Arriving too late to slow the collapse of the Russian war effort, which would buckle in the face of a concerted German offensive in the summer and fall of 1917, the impact of New World soldiers on the Western Front would only be slightly more pronounced. The soldiers arriving at the French front would be little more than fresh stock for the meat grinder, more valuable for their supplies than their enthusiasm, but the Platine mountain regiments from the Collao would find themselves thrown into the thickest of the fighting as Italy’s Isonzo campaign reached a crescendo.
When the first Platine troops arrived in Genoa and made their way to the front, they were forced to adapt quickly to an indecisive high command and a fraught supply line. But they brought with them two valuable advantages that would prove decisive in short order: traditionally stationed in the Andes, their traditional use of coca leaves to stave off altitude sickness made them valuable scouts and lookouts in the Austrian Alps, while Platine emphasis on autonomy at the squadron level meant that the isolated units were able to respond quickly to changing circumstances.
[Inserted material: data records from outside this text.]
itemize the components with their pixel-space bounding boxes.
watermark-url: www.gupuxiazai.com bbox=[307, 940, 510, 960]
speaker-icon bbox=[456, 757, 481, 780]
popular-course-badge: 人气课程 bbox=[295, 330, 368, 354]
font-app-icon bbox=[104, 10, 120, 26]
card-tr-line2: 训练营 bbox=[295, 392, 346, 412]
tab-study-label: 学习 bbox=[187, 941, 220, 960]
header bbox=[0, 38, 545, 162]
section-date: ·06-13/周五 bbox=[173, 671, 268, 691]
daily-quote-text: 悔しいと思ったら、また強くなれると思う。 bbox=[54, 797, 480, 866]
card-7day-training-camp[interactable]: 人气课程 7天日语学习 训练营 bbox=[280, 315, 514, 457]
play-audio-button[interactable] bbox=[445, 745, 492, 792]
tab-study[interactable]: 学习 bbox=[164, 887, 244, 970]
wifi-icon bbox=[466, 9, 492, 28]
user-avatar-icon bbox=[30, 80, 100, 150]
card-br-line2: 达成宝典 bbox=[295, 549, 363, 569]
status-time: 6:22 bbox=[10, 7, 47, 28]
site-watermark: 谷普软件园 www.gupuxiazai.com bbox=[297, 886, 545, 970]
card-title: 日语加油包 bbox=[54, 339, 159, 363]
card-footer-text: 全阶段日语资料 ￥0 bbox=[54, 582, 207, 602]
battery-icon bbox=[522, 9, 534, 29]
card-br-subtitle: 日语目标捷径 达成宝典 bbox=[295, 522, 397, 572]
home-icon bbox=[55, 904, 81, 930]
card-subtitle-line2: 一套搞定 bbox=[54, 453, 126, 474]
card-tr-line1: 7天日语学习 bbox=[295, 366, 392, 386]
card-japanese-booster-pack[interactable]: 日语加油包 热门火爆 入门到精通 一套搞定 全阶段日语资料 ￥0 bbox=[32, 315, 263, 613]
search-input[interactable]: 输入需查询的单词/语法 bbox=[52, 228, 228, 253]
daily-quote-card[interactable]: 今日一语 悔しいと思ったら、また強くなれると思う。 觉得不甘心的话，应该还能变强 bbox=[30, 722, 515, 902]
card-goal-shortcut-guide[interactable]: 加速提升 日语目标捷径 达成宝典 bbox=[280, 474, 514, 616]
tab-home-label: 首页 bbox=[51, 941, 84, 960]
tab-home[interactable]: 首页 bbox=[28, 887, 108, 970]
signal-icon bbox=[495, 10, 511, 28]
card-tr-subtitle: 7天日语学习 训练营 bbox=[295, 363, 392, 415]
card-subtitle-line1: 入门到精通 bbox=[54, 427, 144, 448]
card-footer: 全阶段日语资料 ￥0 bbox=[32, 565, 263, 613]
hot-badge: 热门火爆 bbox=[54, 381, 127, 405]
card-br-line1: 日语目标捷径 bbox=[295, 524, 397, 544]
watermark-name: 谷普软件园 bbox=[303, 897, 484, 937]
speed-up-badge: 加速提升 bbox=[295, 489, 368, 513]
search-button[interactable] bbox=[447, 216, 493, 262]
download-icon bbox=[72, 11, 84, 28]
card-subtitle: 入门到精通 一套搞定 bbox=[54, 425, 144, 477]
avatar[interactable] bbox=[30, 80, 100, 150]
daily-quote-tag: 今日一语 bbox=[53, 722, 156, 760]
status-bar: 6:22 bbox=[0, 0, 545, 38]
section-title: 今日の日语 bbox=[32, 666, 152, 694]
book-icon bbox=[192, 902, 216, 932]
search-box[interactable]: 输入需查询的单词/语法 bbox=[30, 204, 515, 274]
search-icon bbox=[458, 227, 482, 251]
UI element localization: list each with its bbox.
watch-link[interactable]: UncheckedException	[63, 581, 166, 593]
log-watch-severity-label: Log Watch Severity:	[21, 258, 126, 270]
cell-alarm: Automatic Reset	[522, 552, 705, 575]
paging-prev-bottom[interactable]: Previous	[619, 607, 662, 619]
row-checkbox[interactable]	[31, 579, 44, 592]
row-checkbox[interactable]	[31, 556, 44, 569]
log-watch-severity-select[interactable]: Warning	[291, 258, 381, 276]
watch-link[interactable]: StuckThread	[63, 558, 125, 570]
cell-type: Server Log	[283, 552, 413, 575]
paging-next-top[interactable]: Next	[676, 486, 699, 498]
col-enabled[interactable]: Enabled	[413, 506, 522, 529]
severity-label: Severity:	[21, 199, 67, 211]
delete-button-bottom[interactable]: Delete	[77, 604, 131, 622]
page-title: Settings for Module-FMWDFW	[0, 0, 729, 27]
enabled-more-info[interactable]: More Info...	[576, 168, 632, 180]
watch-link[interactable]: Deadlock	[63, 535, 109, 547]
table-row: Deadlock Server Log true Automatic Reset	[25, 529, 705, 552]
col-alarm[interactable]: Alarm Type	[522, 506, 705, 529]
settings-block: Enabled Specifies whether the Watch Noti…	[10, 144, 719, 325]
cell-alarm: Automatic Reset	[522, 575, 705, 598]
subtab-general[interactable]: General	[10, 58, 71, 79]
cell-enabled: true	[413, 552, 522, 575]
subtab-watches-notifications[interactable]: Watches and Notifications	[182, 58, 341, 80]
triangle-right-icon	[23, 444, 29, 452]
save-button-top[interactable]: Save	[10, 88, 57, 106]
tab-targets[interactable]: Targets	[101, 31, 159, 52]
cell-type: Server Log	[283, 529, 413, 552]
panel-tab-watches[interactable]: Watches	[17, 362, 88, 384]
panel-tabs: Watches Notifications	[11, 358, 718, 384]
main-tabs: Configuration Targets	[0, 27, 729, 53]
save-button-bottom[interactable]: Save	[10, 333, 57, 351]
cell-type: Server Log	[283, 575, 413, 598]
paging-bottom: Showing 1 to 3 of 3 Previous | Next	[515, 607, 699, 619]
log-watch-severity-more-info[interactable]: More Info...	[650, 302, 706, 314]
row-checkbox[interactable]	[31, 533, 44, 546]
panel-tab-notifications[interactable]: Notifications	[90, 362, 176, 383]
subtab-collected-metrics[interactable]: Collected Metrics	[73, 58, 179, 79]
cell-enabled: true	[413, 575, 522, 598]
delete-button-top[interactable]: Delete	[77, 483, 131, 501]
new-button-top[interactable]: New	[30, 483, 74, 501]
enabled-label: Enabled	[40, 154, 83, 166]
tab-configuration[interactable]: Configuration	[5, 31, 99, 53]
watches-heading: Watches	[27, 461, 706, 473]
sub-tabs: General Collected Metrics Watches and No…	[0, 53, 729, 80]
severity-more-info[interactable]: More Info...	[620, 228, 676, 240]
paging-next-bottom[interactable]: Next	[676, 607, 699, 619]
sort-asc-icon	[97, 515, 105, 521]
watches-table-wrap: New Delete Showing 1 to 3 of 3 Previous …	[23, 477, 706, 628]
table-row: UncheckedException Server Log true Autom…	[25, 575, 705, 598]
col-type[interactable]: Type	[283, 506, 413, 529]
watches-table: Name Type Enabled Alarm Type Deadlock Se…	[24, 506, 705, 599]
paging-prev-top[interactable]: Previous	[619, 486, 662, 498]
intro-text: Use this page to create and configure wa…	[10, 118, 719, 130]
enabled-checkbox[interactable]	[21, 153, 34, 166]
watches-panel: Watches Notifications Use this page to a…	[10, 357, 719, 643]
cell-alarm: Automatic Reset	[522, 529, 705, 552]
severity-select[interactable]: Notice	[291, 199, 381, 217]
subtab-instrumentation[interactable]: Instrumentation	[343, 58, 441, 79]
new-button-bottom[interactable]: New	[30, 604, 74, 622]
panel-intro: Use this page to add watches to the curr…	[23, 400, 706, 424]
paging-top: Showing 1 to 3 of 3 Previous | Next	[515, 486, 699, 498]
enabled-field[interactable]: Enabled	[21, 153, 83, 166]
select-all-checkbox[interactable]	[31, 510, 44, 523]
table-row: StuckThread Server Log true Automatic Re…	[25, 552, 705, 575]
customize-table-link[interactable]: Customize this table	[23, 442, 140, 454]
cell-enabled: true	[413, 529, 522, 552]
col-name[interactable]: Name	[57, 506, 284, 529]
A daring German raid attempting to infiltrate behind Italian lines was turned back on the brink of success as Platine units sounded the alarm and fought back, and with the German attack repulsed, the Austrian lines would soon collapse when faced with a similar push the next day. Although unable and unwilling to press their advantage further into the Tyrolean Alps, the defeat would be a harbinger of even more problems for the Central Powers: troops liberated by the collapse of the Russian war effort suddenly had to rush south to shore up Habsburg defenses, while German plans for a spring offensive in the West had to be adapted due to the sudden need to send troops south.
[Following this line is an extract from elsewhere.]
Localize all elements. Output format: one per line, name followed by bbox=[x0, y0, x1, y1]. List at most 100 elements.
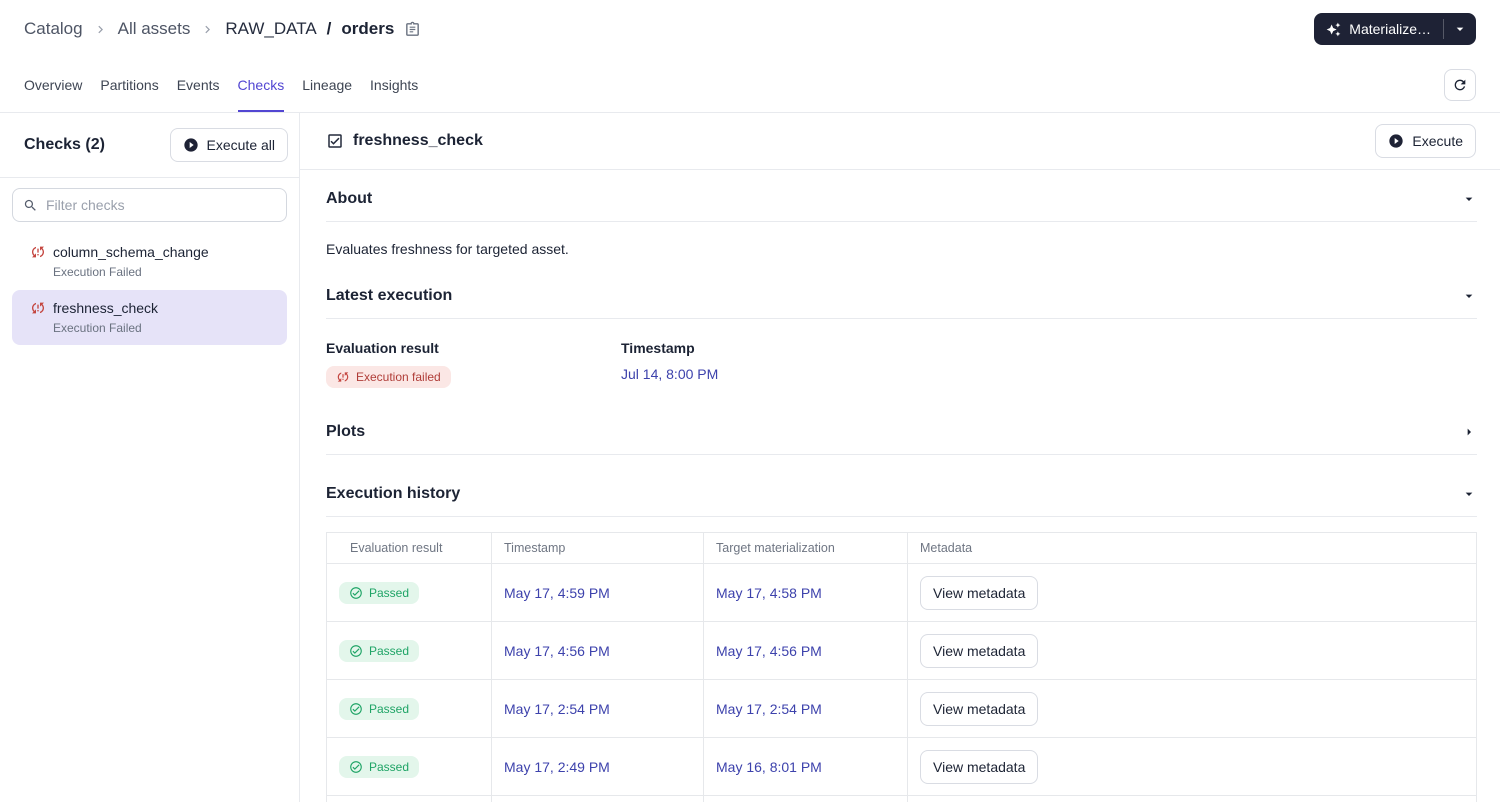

By the spring of 1918, the position of the Central Powers was quickly growing untenable: German efforts were spread too thin by their need to sustain not just their own defenses in Northern France, but the wholesale assumption of the leadership of the Alpine front as well. With the certainty that the scales would only tip further in favor of the Entente as time wore on, Germany was forced to act despite finding their advantage in troops on the Western Front far smaller than they had originally envisioned, and thus began the Kaiserschlacht.
But by June of 1918, the offensive had not just ground to a halt, it had been repulsed, and soon the Entente’s counteroffensive was pushing past German trenches nearly 2 years old. Even the formidable Hindenburg Line would be breached before the summer was out, and as the Italian front threatened to collapse just as spectacularly, the Central Powers capitulated before the Entente’s armies could storm across the borders of Germany or capture Vienna.
On November 1st, 1918, the war officially comes to an end with an armistice signed at Versailles. As celebrations break out across the globe, including a tremendous parade in the streets of La Plata, the Entente gets to work on designing the post-war world.